I do have vasodilation, so it fits the rest of the story.

So you would think that this would mean that I have too much NO in my body.

So is it safe to say that I have normal flow POTS?

My doctor didn't know much about the NO story, so that's why I'm trying to find stuff out myself, I think there's something there.

My doctor also thought that I have low blood volume. But I've read that normal flow POTS patients don't have low blood volume, is this true?

He also wants me to quit taking the Lysine after 2 monhts, but I'm afraid to get worse after I quit the Lysine.

Is there anything else that I could try to relieve my POTS symptoms?

I've tried stockings and taking more salt and fluids but they didn't help at all, so I think my blood is pooling in my abdomen.

I always need to go to the toilet after I've been upright for a short while, maybe that's a clue.

My gastro intestinal system gets upset a lot.

I've been told that I could try a diet with less carbohydrates and nitrates.

As you probably already understand, I'm looking for answers, I want to know everything there is to know about my health issues. Anyone that could help me with that?

[corina]

Hi Daisy, welcome to the forum! I'm from the Netherlands too. Don't worry, you're English is def well enough to communicate here (I remember worrying about that too when I first came here!).

It seems there are more folks in The netherlands who come up with a POTS diagnoses after being tested for (and diagnosed with) CFS/ME. I know there are several clinics in the Netherlands that test for that, do you minds sharing where you have been?

I was diagnosed at the LUMC in Leiden by Prof Van Dijk after I was referred to him by a very good cardio who had heard of POTS (really amazing as that was a little over 10 years ago when dysatutonomia was really unknown here in the Netherlands) and thought the symptoms that I had fitted that quite well.

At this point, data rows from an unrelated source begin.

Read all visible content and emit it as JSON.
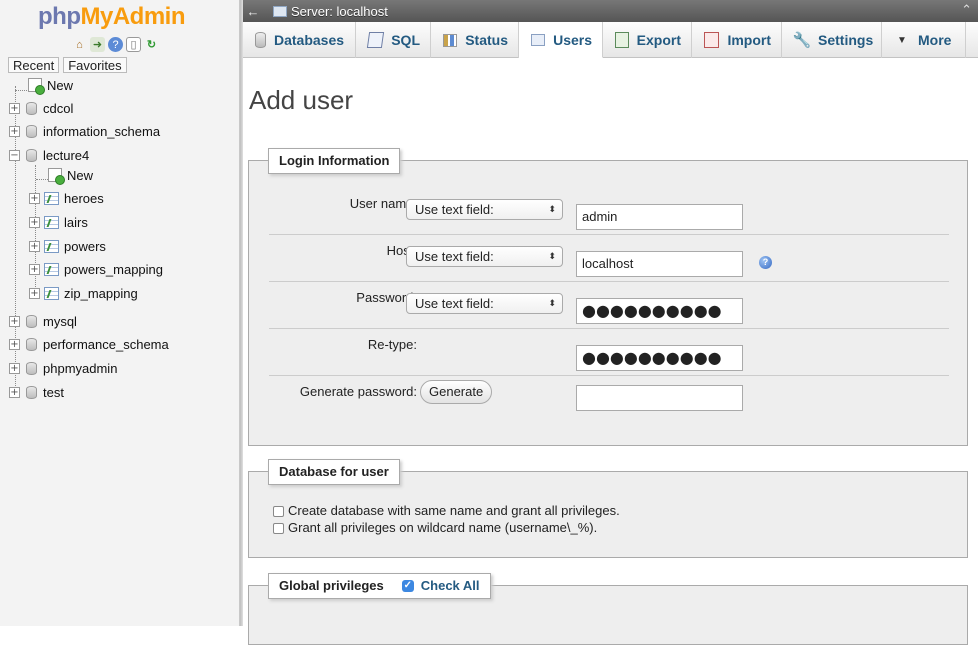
{
  "app": {
    "logo_php": "php",
    "logo_my": "My",
    "logo_admin": "Admin"
  },
  "nav": {
    "recent_label": "Recent",
    "favorites_label": "Favorites",
    "tree": {
      "new": "New",
      "cdcol": "cdcol",
      "information_schema": "information_schema",
      "lecture4": "lecture4",
      "lecture4_new": "New",
      "heroes": "heroes",
      "lairs": "lairs",
      "powers": "powers",
      "powers_mapping": "powers_mapping",
      "zip_mapping": "zip_mapping",
      "mysql": "mysql",
      "performance_schema": "performance_schema",
      "phpmyadmin": "phpmyadmin",
      "test": "test"
    },
    "expander_plus": "+",
    "expander_minus": "−"
  },
  "topbar": {
    "back_glyph": "←",
    "title": "Server: localhost",
    "collapse_glyph": "⌃"
  },
  "tabs": {
    "databases": "Databases",
    "sql": "SQL",
    "status": "Status",
    "users": "Users",
    "export": "Export",
    "import": "Import",
    "settings": "Settings",
    "more": "More",
    "active": "users"
  },
  "page": {
    "title": "Add user"
  },
  "login": {
    "legend": "Login Information",
    "user_label": "User name:",
    "user_mode": "Use text field:",
    "user_value": "admin",
    "host_label": "Host:",
    "host_mode": "Use text field:",
    "host_value": "localhost",
    "password_label": "Password:",
    "password_mode": "Use text field:",
    "password_value": "●●●●●●●●●●",
    "retype_label": "Re-type:",
    "retype_value": "●●●●●●●●●●",
    "generate_label": "Generate password:",
    "generate_button": "Generate",
    "generate_value": ""
  },
  "database_for_user": {
    "legend": "Database for user",
    "option1": "Create database with same name and grant all privileges.",
    "option2": "Grant all privileges on wildcard name (username\\_%)."
  },
  "global_privileges": {
    "legend": "Global privileges",
    "check_all": "Check All",
    "check_all_checked": true
  },
  "colors": {
    "tab_text": "#235a81",
    "logo_php": "#6c78af",
    "logo_myadmin": "#f89c0e",
    "topbar_bg": "#666666",
    "fieldset_bg": "#eeeeee"
  },
  "icons": {
    "home": "home-icon",
    "logout": "logout-icon",
    "help": "help-icon",
    "docs": "docs-icon",
    "reload": "reload-icon"
  }
}
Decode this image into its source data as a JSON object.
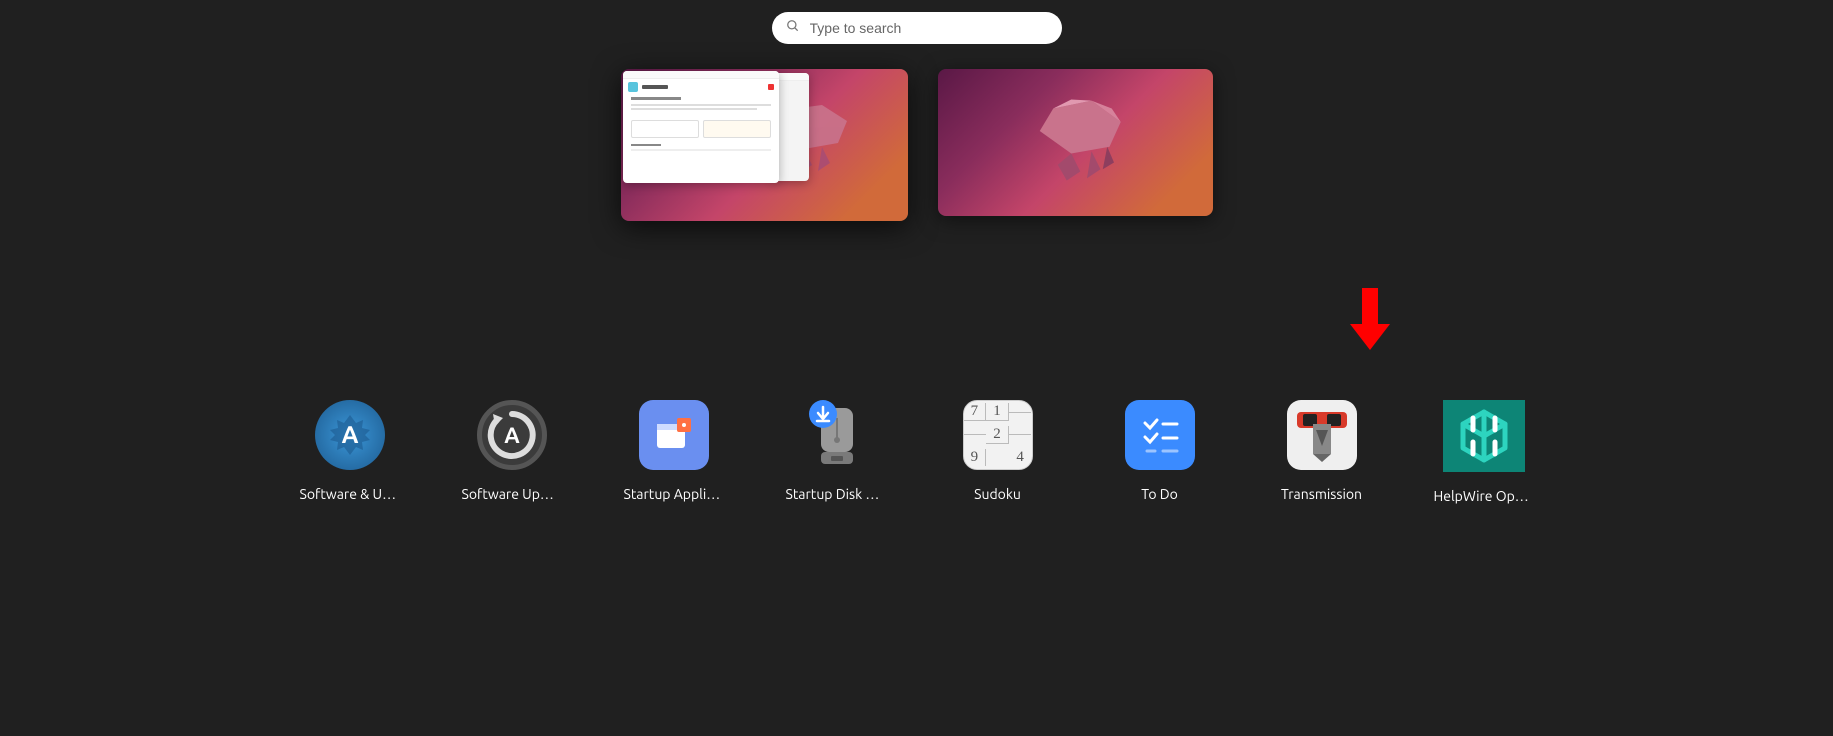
{
  "search": {
    "placeholder": "Type to search",
    "value": ""
  },
  "workspaces": [
    {
      "id": 1,
      "active": true,
      "has_windows": true
    },
    {
      "id": 2,
      "active": false,
      "has_windows": false
    }
  ],
  "apps": [
    {
      "key": "software-updates",
      "label": "Software & Up…"
    },
    {
      "key": "software-updater",
      "label": "Software Upda…"
    },
    {
      "key": "startup-apps",
      "label": "Startup Applic…"
    },
    {
      "key": "startup-disk",
      "label": "Startup Disk Cr…"
    },
    {
      "key": "sudoku",
      "label": "Sudoku"
    },
    {
      "key": "todo",
      "label": "To Do"
    },
    {
      "key": "transmission",
      "label": "Transmission"
    },
    {
      "key": "helpwire",
      "label": "HelpWire Oper…"
    }
  ],
  "sudoku_cells": [
    "7",
    "1",
    "",
    "",
    "2",
    "",
    "9",
    "",
    "4"
  ],
  "annotation": {
    "type": "arrow",
    "color": "#ff0000",
    "target": "helpwire"
  }
}
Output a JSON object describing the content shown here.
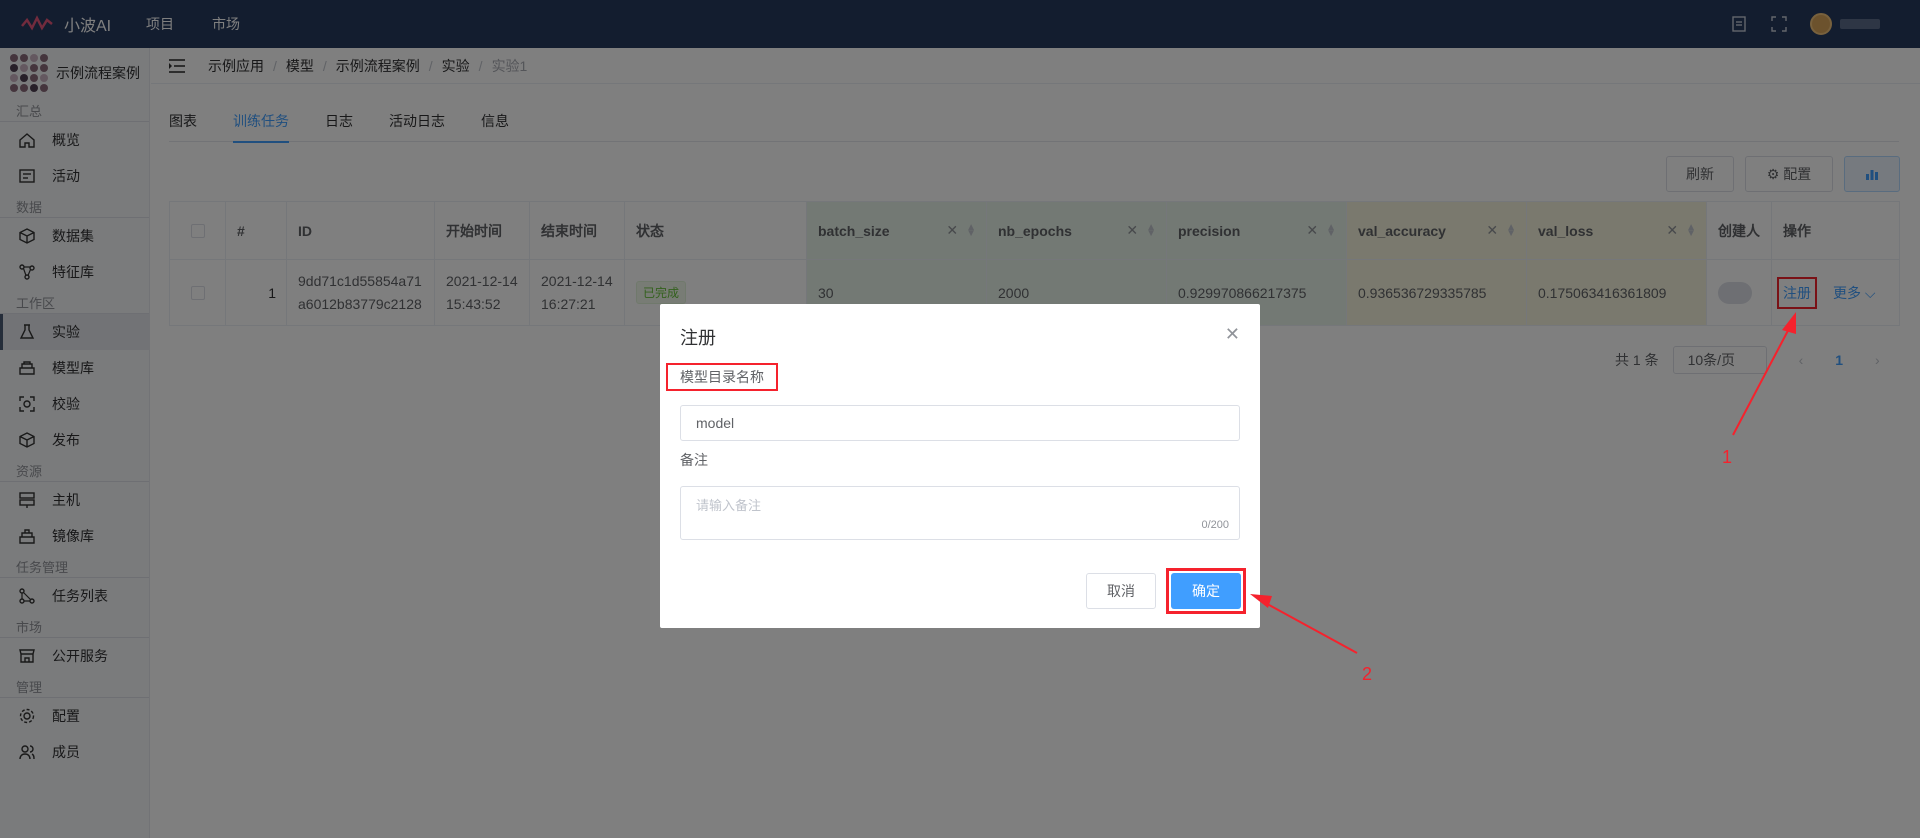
{
  "app": {
    "name": "小波AI",
    "nav": [
      "项目",
      "市场"
    ]
  },
  "sidebar": {
    "project": "示例流程案例",
    "sections": [
      {
        "title": "汇总",
        "items": [
          {
            "label": "概览",
            "icon": "home-icon"
          },
          {
            "label": "活动",
            "icon": "activity-icon"
          }
        ]
      },
      {
        "title": "数据",
        "items": [
          {
            "label": "数据集",
            "icon": "cube-icon"
          },
          {
            "label": "特征库",
            "icon": "network-icon"
          }
        ]
      },
      {
        "title": "工作区",
        "items": [
          {
            "label": "实验",
            "icon": "flask-icon"
          },
          {
            "label": "模型库",
            "icon": "layers-icon"
          },
          {
            "label": "校验",
            "icon": "scan-icon"
          },
          {
            "label": "发布",
            "icon": "box-icon"
          }
        ]
      },
      {
        "title": "资源",
        "items": [
          {
            "label": "主机",
            "icon": "server-icon"
          },
          {
            "label": "镜像库",
            "icon": "stack-icon"
          }
        ]
      },
      {
        "title": "任务管理",
        "items": [
          {
            "label": "任务列表",
            "icon": "flow-icon"
          }
        ]
      },
      {
        "title": "市场",
        "items": [
          {
            "label": "公开服务",
            "icon": "store-icon"
          }
        ]
      },
      {
        "title": "管理",
        "items": [
          {
            "label": "配置",
            "icon": "gear-icon"
          },
          {
            "label": "成员",
            "icon": "users-icon"
          }
        ]
      }
    ]
  },
  "breadcrumb": [
    "示例应用",
    "模型",
    "示例流程案例",
    "实验",
    "实验1"
  ],
  "tabs": [
    "图表",
    "训练任务",
    "日志",
    "活动日志",
    "信息"
  ],
  "toolbar": {
    "refresh": "刷新",
    "config": "配置"
  },
  "table": {
    "headers": [
      "#",
      "ID",
      "开始时间",
      "结束时间",
      "状态",
      "batch_size",
      "nb_epochs",
      "precision",
      "val_accuracy",
      "val_loss",
      "创建人",
      "操作"
    ],
    "row": {
      "index": "1",
      "id_line1": "9dd71c1d55854a71",
      "id_line2": "a6012b83779c2128",
      "start_date": "2021-12-14",
      "start_time": "15:43:52",
      "end_date": "2021-12-14",
      "end_time": "16:27:21",
      "status": "已完成",
      "batch_size": "30",
      "nb_epochs": "2000",
      "precision": "0.929970866217375",
      "val_accuracy": "0.936536729335785",
      "val_loss": "0.175063416361809",
      "op_register": "注册",
      "op_more": "更多"
    }
  },
  "pager": {
    "total": "共 1 条",
    "size": "10条/页",
    "page": "1"
  },
  "dialog": {
    "title": "注册",
    "field1_label": "模型目录名称",
    "field1_value": "model",
    "field2_label": "备注",
    "field2_placeholder": "请输入备注",
    "counter": "0/200",
    "cancel": "取消",
    "ok": "确定"
  },
  "annotations": {
    "step1": "1",
    "step2": "2"
  },
  "colors": {
    "topbar": "#273a5e",
    "accent": "#409eff",
    "highlight": "#f5222d"
  }
}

I din't know much about NO so can't help you with that but there are some very informed people here who know a lot about that, so I hope they will chime in! Like you I (think) I have low blood volume and pool in legs and stomach. I'm on a med that isn't very much used in POTS here in the Netherlands (more often in the US and United Kingdom) which is called octreotide that has helped me a lot. It can have pretty severe side effects so it won't be the first med your doctor would want to prescribe but for me it works well (and not many side effects which is a huge bonus!).

Do you have a specific POTS doctor? Maybe you could have your NO levels checked to get an answer on that one? Before octreotide I was on a combo of meds to keep me as well as possible, like bb's, mestinon, ritalin (to stay awake during the day) and some more that I forgot. Also I wore compression hose and an abdominal binder.

Hope this helps and that someone with more knowledge about NO is able to help you with that!

Take care,

Corina

[Daisy86]

Thank you for your answer Corina.

I've been to the ME/CVS centrum Amsterdam, There they did several tests, including a tilt table test.

Half way through tests they told me I probably only had POTS, after the exertion test they said it was both ME/CFS and POTS.

Later on a doctor told me POTS was just a part of the ME/CFS, not a condition on his own. So I got a bit confused about that.

So I don't have a POTS doctor, just a ME/CFS doctor.

I could have a NO test done myself, but what would dat bring me if I don't have a doctor to do something with the results?

I hope someone can answer my questions about NO, I feel like I really need to look into that.

Since I took the Lysine my hr and bodytemperature dropped and I've been feeling better, so that must mean something.